WAF 設定におけるドメイン一貫性の確保 オリジンサーバーが WAF (Alibaba Cloud WAF や Cloudflare など) を使用している場合は、CDN のオリジンリクエストの Host ヘッダーが WAF で設定された保護ドメインと一致することを確認してください。そうしないと、WAF はドメインの不一致によりリクエストをブロックします。
オリジンサーバーのアクセスログの確認 オリジンサーバーまたはセキュリティサービスの管理パネルにログインし、アクセスログを確認して、CDN ノード IP からのリクエストがブロックされているかどうかを確認します。ブロック理由をチェックして、特定のセキュリティルールを特定します。
CDN キャッシュのパージ 設定を変更した後、CDN キャッシュをパージして、キャッシュされている 403 エラーレスポンスをクリアします。
CDN アクセラレーション後にページのリダイレクトが失敗したり、一部のリソースにアクセスできなくなったりした場合はどうすればよいですか?
この問題は、オリジンサーバーがルーティングまたはリダイレクトロジックのために URL パラメーターまたは特定の Host ヘッダーに依存しており、CDN のデフォルトの動作によってパラメーターの損失または Host ヘッダーの不一致が引き起こされる場合に発生することがあります。
キャッシュルールにおける URL パラメーター設定の確認 CDN コンソールのキャッシュ設定で、「URL パラメーターを無視」機能が有効になっているかどうかを確認します。オリジンサーバーがリダイレクトやロジック決定のために URL パラメーターに依存している場合、この機能を有効にするとパラメーターが失われる可能性があります。
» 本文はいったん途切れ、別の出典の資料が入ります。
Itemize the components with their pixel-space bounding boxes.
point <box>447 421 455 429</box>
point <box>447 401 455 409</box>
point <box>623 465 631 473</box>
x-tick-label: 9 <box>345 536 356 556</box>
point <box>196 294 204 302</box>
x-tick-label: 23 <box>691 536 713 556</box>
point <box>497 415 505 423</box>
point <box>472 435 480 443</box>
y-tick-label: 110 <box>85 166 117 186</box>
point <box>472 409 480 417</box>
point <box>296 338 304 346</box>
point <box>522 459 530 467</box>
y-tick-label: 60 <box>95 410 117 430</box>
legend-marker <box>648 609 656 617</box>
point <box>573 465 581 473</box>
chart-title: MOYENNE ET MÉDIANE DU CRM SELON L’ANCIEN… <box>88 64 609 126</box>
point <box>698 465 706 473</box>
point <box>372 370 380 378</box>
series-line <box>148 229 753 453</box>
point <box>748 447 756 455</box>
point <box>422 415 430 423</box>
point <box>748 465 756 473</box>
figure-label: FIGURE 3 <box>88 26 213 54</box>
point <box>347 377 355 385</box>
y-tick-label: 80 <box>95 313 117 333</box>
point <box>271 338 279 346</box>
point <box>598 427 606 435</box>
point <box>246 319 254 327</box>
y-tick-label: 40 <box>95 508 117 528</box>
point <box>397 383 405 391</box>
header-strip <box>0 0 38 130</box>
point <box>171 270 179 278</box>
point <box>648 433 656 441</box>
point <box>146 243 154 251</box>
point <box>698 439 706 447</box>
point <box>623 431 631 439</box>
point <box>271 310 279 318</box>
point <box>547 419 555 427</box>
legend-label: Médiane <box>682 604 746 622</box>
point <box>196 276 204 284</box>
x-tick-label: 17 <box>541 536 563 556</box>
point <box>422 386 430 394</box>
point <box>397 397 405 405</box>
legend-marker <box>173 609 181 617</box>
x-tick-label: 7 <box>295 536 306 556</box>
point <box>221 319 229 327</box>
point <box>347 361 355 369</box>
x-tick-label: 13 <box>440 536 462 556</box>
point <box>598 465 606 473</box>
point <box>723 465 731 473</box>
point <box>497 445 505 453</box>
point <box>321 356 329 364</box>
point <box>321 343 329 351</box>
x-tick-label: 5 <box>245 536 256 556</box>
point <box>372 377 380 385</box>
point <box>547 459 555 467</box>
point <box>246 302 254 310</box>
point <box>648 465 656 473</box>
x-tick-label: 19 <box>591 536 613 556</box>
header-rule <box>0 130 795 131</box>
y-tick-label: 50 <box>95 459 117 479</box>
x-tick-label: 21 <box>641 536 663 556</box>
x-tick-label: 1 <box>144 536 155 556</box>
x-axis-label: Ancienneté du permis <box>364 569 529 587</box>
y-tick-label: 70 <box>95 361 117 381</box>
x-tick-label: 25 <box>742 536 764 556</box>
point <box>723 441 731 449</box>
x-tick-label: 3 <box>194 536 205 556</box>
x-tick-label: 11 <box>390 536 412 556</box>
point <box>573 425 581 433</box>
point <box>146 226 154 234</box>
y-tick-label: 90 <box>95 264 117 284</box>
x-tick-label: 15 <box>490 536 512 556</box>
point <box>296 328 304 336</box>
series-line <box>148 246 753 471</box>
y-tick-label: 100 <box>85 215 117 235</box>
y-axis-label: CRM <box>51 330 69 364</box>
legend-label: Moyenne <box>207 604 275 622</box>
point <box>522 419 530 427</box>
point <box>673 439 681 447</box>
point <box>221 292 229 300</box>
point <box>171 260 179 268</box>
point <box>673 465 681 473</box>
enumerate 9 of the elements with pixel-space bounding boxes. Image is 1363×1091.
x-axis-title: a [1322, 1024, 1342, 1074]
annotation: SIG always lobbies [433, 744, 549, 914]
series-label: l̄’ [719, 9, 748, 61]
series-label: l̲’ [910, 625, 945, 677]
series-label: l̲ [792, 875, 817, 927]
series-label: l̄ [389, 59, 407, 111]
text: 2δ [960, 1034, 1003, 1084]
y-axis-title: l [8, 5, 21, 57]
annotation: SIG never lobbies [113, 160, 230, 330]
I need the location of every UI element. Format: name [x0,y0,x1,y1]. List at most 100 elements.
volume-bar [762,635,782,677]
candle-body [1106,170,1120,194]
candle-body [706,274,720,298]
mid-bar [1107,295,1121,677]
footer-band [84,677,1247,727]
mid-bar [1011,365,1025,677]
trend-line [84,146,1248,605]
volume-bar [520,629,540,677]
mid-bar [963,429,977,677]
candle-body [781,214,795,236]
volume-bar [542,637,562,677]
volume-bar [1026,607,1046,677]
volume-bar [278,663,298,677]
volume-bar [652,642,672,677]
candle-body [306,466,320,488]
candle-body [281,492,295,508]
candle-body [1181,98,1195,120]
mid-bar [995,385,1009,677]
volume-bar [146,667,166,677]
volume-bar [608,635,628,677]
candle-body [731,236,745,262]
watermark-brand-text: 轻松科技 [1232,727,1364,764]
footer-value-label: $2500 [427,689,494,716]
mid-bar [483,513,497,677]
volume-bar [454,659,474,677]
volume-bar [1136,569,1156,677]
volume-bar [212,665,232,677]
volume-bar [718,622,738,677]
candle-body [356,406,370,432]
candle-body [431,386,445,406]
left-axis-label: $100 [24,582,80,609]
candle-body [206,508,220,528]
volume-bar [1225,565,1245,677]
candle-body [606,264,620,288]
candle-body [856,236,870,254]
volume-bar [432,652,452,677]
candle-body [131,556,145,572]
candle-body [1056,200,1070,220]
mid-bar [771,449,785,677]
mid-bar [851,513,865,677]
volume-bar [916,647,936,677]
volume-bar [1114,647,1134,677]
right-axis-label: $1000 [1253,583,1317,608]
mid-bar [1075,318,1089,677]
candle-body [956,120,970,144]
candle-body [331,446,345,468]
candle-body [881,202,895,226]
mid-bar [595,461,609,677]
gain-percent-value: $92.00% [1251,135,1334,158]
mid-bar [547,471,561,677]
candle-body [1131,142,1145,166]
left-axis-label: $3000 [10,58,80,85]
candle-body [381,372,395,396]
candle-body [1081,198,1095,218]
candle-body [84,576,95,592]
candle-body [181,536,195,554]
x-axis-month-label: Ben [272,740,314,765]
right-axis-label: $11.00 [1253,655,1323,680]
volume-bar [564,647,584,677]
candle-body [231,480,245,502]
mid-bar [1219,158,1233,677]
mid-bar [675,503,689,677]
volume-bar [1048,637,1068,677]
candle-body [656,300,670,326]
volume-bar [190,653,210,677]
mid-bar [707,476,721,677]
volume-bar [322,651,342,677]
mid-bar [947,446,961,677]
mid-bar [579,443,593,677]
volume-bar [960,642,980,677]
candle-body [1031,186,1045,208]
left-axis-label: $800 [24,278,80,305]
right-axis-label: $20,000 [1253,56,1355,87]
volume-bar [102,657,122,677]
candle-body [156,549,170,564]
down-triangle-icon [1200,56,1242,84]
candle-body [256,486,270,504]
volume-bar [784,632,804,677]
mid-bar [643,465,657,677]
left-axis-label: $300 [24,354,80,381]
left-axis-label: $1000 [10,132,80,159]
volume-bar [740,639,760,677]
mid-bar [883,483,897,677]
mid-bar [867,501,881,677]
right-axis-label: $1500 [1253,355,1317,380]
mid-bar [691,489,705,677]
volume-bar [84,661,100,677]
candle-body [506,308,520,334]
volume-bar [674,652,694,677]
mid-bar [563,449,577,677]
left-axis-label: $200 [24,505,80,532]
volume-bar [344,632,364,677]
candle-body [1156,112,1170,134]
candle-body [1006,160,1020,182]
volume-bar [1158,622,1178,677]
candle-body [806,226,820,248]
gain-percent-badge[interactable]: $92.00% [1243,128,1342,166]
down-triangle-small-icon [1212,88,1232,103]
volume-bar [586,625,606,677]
「URL パラメーターを無視」を無効にするか、「指定されたパラメーターを保持」を選択して、オリジンサーバーが必要とするパラメーターを保持することを検討してください。
オリジンサーバーが想定するドメインへのオリジンホスト設定 Back-to-Origin ホスト を高速化ドメイン名またはオリジンサーバーが想定するドメインに設定し、オリジンサーバーがリクエストの Host ヘッダーを正しく識別し、リダイレクトロジックを処理できるようにします。
ディレクトリまたは URL のパージ 設定を変更した後、CDN コンソールの [パージとプリフェッチ] ページでディレクトリ更新または URL 更新を実行して、新しい設定を適用します。